Sehr schöne Beschreibung der Problematik. Ein paar weitere Anmerkungen/ Aspekte:
Auditorien sind häufig so aufgebaut, dass sie sich von der Bühne weg nach hinten mehr oder weniger halbkreisförmig aufweiten. Mit dem idealisierten Monodelay kommt man dort aus offensichtlichen Gründen oft nicht weit; das funktioniert zufriedenstellend so nur in der Sondersituation ‚ekliger langer Schlauch‘. Stattdessen betrachtet man die Bühne (bzw. das dort installierte Hauptbeschallungssystem) wohl oder übel als einen Punkt und stellt oder hängt die Delays je nach horizontalem Abstrahlungsvermögen und gewünschter Schallintensität in entsprechender Entfernung zueinander bzw. von diesem Punkt im Halbkreis auf. Schon aus diesem Grund ist die von bwaack erläuterte Problematik des L/R – Stereosystems oft ein echtes Ärgernis; in sehr vielen Situationen wäre die Monoampel über der Bühne akustisch die entschieden bessere Lösung.
Überhaupt noch nicht berücksichtigt wurde die Tatsache, dass sich die in gerts/ bwaacks Zeichnungen erläuterte Vektorproblematik nicht nur auf die Horizontale beschränkt. Selbst wenn wir nur vom simplen Idealfall EIN Hauptsystem/ EIN Delaylautsprecher ausgehen: die Dinger hängen in der Praxis 10m über uns. Gehen wir genau von vorn darauf zu ändert sich zwar unsere Entfernung zu beiden – leider aber nicht in gleichem Maße, weshalb mit jedem Schritt eine andere Delayzeit die ‚richtige‘ wäre.
Nebenbei sind aus diesem Grund auch sämtliche Angaben zum korrekten Timealignment zwischen Tops und Subs eines Systems Makulatur (und so manche Diskussion darüber Mumpitz), sofern sich diese in einiger räumlicher Entfernung zueinander befinden – sprich, Tops an der Truss/ Bässe vor oder unter der Bühne. Wem soll ich’s zurechtalignen, bitteschön? Dem Fan, der vor der Bühne steht? Dem Musikerpolizisten neben mir am FOH? Dem Zuhörer auf dem teuren Vorzugsplatz auf der Empore dahinter (für den ich u.U. sogar die Tops statt der Bässe verzögern müsste)?
Fazit: es gibt in der Praxis der dezentralen Beschallung keine korrekten Delayzeiten; also kann ich mir auch den Versuch ersparen, sie messtechnisch ermitteln zu wollen. Für die grobe Entfernung zwischen den Systemen reicht schätzen oder abgehen, der Rest ist stets ein Abwägen zwischen größeren und kleineren Übeln. Und das geht nur mit guten Ohren, gutem Schuhwerk, viel Sorgfalt und ganz, ganz viel Erfahrung.

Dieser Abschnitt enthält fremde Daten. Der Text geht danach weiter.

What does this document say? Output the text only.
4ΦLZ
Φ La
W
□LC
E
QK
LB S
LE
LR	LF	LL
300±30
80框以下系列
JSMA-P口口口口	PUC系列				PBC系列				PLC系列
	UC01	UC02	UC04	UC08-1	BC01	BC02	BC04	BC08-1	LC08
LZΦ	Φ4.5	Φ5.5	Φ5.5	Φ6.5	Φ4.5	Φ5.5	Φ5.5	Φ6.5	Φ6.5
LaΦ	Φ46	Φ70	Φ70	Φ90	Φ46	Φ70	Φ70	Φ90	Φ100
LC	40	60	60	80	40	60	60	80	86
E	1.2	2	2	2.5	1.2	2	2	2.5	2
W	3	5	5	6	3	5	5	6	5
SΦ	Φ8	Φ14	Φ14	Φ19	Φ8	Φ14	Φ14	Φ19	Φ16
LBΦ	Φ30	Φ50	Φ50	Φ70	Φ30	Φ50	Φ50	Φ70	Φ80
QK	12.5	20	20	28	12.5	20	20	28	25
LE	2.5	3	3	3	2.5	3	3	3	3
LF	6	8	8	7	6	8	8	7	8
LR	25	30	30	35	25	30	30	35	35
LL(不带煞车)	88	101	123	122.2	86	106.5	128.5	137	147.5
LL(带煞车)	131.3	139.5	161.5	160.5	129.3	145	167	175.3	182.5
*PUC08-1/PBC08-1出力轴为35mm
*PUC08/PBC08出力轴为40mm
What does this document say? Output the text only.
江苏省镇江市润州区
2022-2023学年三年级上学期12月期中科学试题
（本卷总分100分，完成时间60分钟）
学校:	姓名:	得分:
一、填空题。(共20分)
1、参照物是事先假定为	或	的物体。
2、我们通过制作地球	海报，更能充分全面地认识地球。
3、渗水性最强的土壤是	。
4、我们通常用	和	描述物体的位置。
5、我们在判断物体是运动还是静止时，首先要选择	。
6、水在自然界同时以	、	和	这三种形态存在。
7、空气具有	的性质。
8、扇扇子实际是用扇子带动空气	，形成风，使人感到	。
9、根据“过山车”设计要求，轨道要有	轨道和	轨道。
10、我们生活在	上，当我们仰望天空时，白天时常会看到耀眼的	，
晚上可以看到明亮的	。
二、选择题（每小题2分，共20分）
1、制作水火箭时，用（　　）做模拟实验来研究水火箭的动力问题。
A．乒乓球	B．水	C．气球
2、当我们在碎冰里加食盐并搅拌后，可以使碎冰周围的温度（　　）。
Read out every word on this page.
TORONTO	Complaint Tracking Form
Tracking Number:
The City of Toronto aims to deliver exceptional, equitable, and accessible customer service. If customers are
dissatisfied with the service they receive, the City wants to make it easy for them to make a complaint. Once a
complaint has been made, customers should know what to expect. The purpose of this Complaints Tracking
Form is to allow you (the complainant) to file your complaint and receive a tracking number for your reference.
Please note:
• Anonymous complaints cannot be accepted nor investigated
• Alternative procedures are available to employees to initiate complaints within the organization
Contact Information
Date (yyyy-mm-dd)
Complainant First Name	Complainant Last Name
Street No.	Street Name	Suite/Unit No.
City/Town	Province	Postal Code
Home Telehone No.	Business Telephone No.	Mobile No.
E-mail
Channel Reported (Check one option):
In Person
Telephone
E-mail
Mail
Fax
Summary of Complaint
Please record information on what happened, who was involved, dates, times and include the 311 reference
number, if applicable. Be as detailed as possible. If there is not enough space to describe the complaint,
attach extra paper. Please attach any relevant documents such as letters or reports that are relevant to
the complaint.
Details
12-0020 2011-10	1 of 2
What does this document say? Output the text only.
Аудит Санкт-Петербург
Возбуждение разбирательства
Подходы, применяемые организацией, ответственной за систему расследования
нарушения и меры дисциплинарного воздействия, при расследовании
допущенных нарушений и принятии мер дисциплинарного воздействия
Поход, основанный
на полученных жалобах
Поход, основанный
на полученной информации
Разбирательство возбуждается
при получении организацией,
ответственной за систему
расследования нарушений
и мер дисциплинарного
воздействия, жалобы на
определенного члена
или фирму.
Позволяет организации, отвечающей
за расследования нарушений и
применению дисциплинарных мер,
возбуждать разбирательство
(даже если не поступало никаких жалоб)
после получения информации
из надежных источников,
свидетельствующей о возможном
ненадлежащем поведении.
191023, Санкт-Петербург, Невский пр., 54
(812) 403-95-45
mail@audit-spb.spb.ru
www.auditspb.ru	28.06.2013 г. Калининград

Die Praxis sieht leider heute all zu oft ein wenig anders aus.
Bandtoni kommt in die Halle. LA links, LA rechts, vor der Bühne eine Reihe Subs. Schickes Digitalpult, ein Tonchef, zwei Azubis, drei Laptops. Haben wir alles gestern schon aufgebaut und die ganze Nacht eingemessen; passt perfekt. Okay, prima, spiel‘ mal Bassdrum.
Ka.....bumm
??
Ka.....bumm
??? Oha, Moment, da stimmt was nicht. Wie hast Du die Bässe verzögert? Ja nun, genau wie die Systemsoftware mir das angezeigt hat. Gut, schalt mal auf Bypass, und dann bitte noch mal.
Bumm!
Wunderbar, schon viel besser. Lass das mal so, den Rest (also die paar Millisekunden, die tatsächlich hörbar sinnvoll sind) mach ich dann gleich beim Soundcheck.
Leider bei Weitem kein Einzelerlebnis aus der jüngeren Vergangenheit.